What Does Saying Stocks Are Cheap or Expensive Really Mean?
Setting Stock Values with Earnings per Share
As an investor in stocks, you want to make the best return on your investment (ROI) by buying or selling at the right time. You may hear financial media pundits say stocks or the shares of a company are currently cheap or expensive, but not really understand what they mean by those relative terms. You might often hear this type of terminology in connection with a story on whether now would be a good or bad time to buy or sell a specific holding.
The Meaning of Expensive
When experts call a stock expensive, they're often referring to a stock's price-to-earnings ratio (P/E). This metric tells you how much investors are willing to pay, in terms of a stock price, for the earnings a company produces.
In general, the higher the PE, the more expensive a stock's market value is relative to its value based on its financial performance, and the interest rates available on other investments. You can compute a stock's P/E by taking the current price per share and dividing it by the earnings per share (EPS). Use the following formula:
Price per share / Earnings per share = Price to Earnings ratio.
For example, a company with a $2 EPS and a current share price of $20 would have a P/E of 10. It tells you that investors are willing to pay ten times the EPS for the stock.
If a company's earnings remain constant, but the price per share continues to rise, this drives the P/E higher. At some point, analysts will deem the stock too expensive, which often precedes a recommendation to sell.
Conversely, as a stock's P/E falls, it will become cheap. In the fourth quarter of 2017, Warren Buffet commented that "measured against interest rates, stocks are on the cheap side compared to historical valuations." When a stock's considered cheap, this may turn it into a buy candidate. Of course, the stock's P/E is just one tool in evaluating stocks.
Interpreting the P/E
The cheap versus expensive analysis does not tell you an important detail. Investors need to know, at what P/E is the stock cheap or expensive? For individual stocks, start by looking at industry peers to compare their P/Es.
If other companies in the stock's sector show higher P/Es, then your candidate may indeed be cheap. Likewise, if the sector has lower P/Es, your stock may be expensive.

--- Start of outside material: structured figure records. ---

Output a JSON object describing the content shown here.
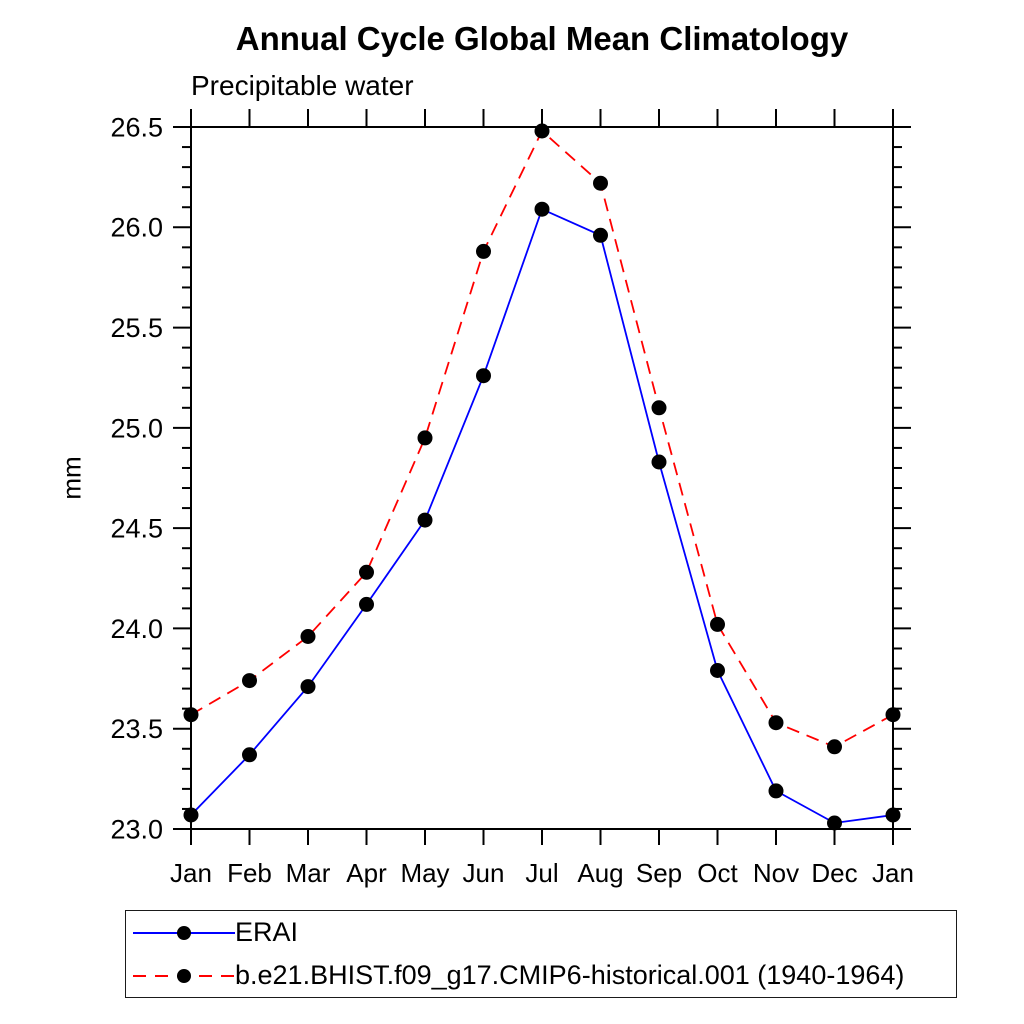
{
  "chart_data": {
    "type": "line",
    "title": "Annual Cycle Global Mean Climatology",
    "subtitle": "Precipitable water",
    "ylabel": "mm",
    "xlabel": "",
    "categories": [
      "Jan",
      "Feb",
      "Mar",
      "Apr",
      "May",
      "Jun",
      "Jul",
      "Aug",
      "Sep",
      "Oct",
      "Nov",
      "Dec",
      "Jan"
    ],
    "ylim": [
      23.0,
      26.5
    ],
    "ytick_labels": [
      "23.0",
      "23.5",
      "24.0",
      "24.5",
      "25.0",
      "25.5",
      "26.0",
      "26.5"
    ],
    "ytick_step": 0.5,
    "yminor_step": 0.1,
    "grid": false,
    "legend_position": "bottom-left-box",
    "axis_color": "#000000",
    "series": [
      {
        "name": "ERAI",
        "color": "#0000ff",
        "line_style": "solid",
        "marker": "circle",
        "marker_color": "#000000",
        "values": [
          23.07,
          23.37,
          23.71,
          24.12,
          24.54,
          25.26,
          26.09,
          25.96,
          24.83,
          23.79,
          23.19,
          23.03,
          23.07
        ]
      },
      {
        "name": "b.e21.BHIST.f09_g17.CMIP6-historical.001 (1940-1964)",
        "color": "#ff0000",
        "line_style": "dashed",
        "marker": "circle",
        "marker_color": "#000000",
        "values": [
          23.57,
          23.74,
          23.96,
          24.28,
          24.95,
          25.88,
          26.48,
          26.22,
          25.1,
          24.02,
          23.53,
          23.41,
          23.57
        ]
      }
    ]
  }
}
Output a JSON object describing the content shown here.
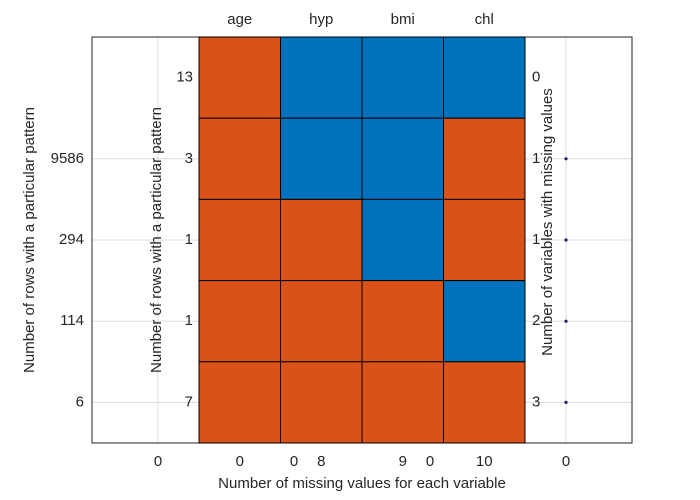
{
  "chart_data": {
    "type": "missing_pattern",
    "variables": [
      "age",
      "hyp",
      "bmi",
      "chl"
    ],
    "pattern": [
      [
        1,
        0,
        0,
        0
      ],
      [
        1,
        0,
        0,
        1
      ],
      [
        1,
        1,
        0,
        1
      ],
      [
        1,
        1,
        1,
        0
      ],
      [
        1,
        1,
        1,
        1
      ]
    ],
    "colors": [
      "#0072BD",
      "#D95319"
    ],
    "row_counts": [
      13,
      3,
      1,
      1,
      7
    ],
    "missing_per_row": [
      0,
      1,
      1,
      2,
      3
    ],
    "missing_per_variable": [
      0,
      8,
      9,
      10
    ],
    "left_ticks": [
      6,
      114,
      294,
      9586
    ],
    "outer_xticks": [
      0,
      0,
      0,
      0
    ],
    "ylabel": "Number of rows with a particular pattern",
    "inner_ylabel": "Number of rows with a particular pattern",
    "y2label": "Number of variables with missing values",
    "xlabel": "Number of missing values for each variable",
    "grid": true
  }
}
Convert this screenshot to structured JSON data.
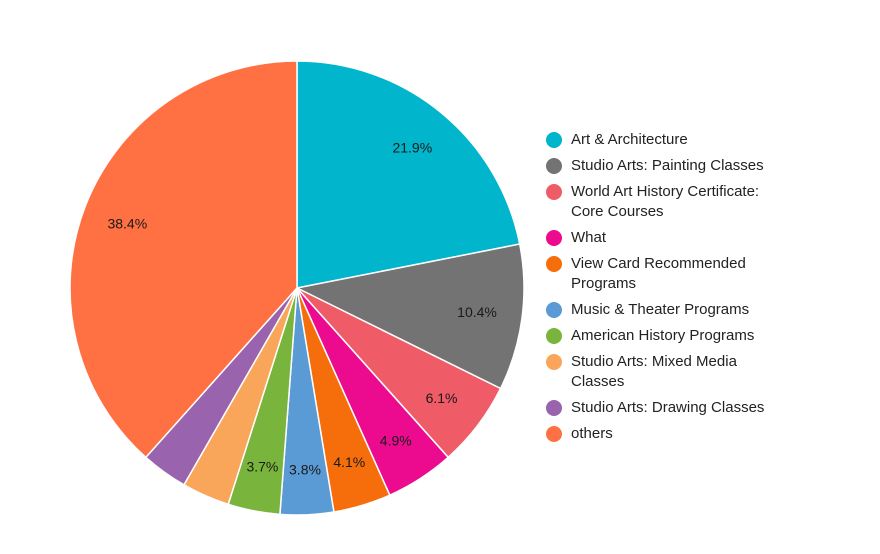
{
  "chart_data": {
    "type": "pie",
    "slices": [
      {
        "label": "Art & Architecture",
        "value": 21.9,
        "display": "21.9%",
        "color": "#00b5cc"
      },
      {
        "label": "Studio Arts: Painting Classes",
        "value": 10.4,
        "display": "10.4%",
        "color": "#737373"
      },
      {
        "label": "World Art History Certificate: Core Courses",
        "value": 6.1,
        "display": "6.1%",
        "color": "#ef5b67"
      },
      {
        "label": "What",
        "value": 4.9,
        "display": "4.9%",
        "color": "#ec0b8f"
      },
      {
        "label": "View Card Recommended Programs",
        "value": 4.1,
        "display": "4.1%",
        "color": "#f56e0b"
      },
      {
        "label": "Music & Theater Programs",
        "value": 3.8,
        "display": "3.8%",
        "color": "#5b9bd5"
      },
      {
        "label": "American History Programs",
        "value": 3.7,
        "display": "3.7%",
        "color": "#79b53d"
      },
      {
        "label": "Studio Arts: Mixed Media Classes",
        "value": 3.4,
        "display": "",
        "color": "#f9a65a"
      },
      {
        "label": "Studio Arts: Drawing Classes",
        "value": 3.3,
        "display": "",
        "color": "#9a63ad"
      },
      {
        "label": "others",
        "value": 38.4,
        "display": "38.4%",
        "color": "#ff7043"
      }
    ],
    "legend_position": "right"
  }
}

You can also look at the market overall to see if, in general, stocks are cheap or expensive. You can accomplish this by examining the P/E for the S&P 500 index, which many consider representative of the whole stock market. You can find current and historical information on the P/E of the S&P 500 online.
Interest Rates as a Driver
When deciding whether a stock is cheap or expensive, consider how interest rates on other investments work relative to stock values. As an investor, you might miss out on a better interest rate elsewhere by tying your money up in stocks.
Lower interest rates attract investors away from the bond markets, for example, and into stocks, which ultimately results in driving stock prices up due to the increased demand.
Conversely, higher interest rates elsewhere make stocks less attractive, and stocks must be priced low enough to entice investors into purchasing them.
These factors work independently of stock fundamentals that help drive stock prices, such as risk, growth prospects and profitability, and a stock's price will vary in different interest-rate environments, even if the fundamentals stay the same.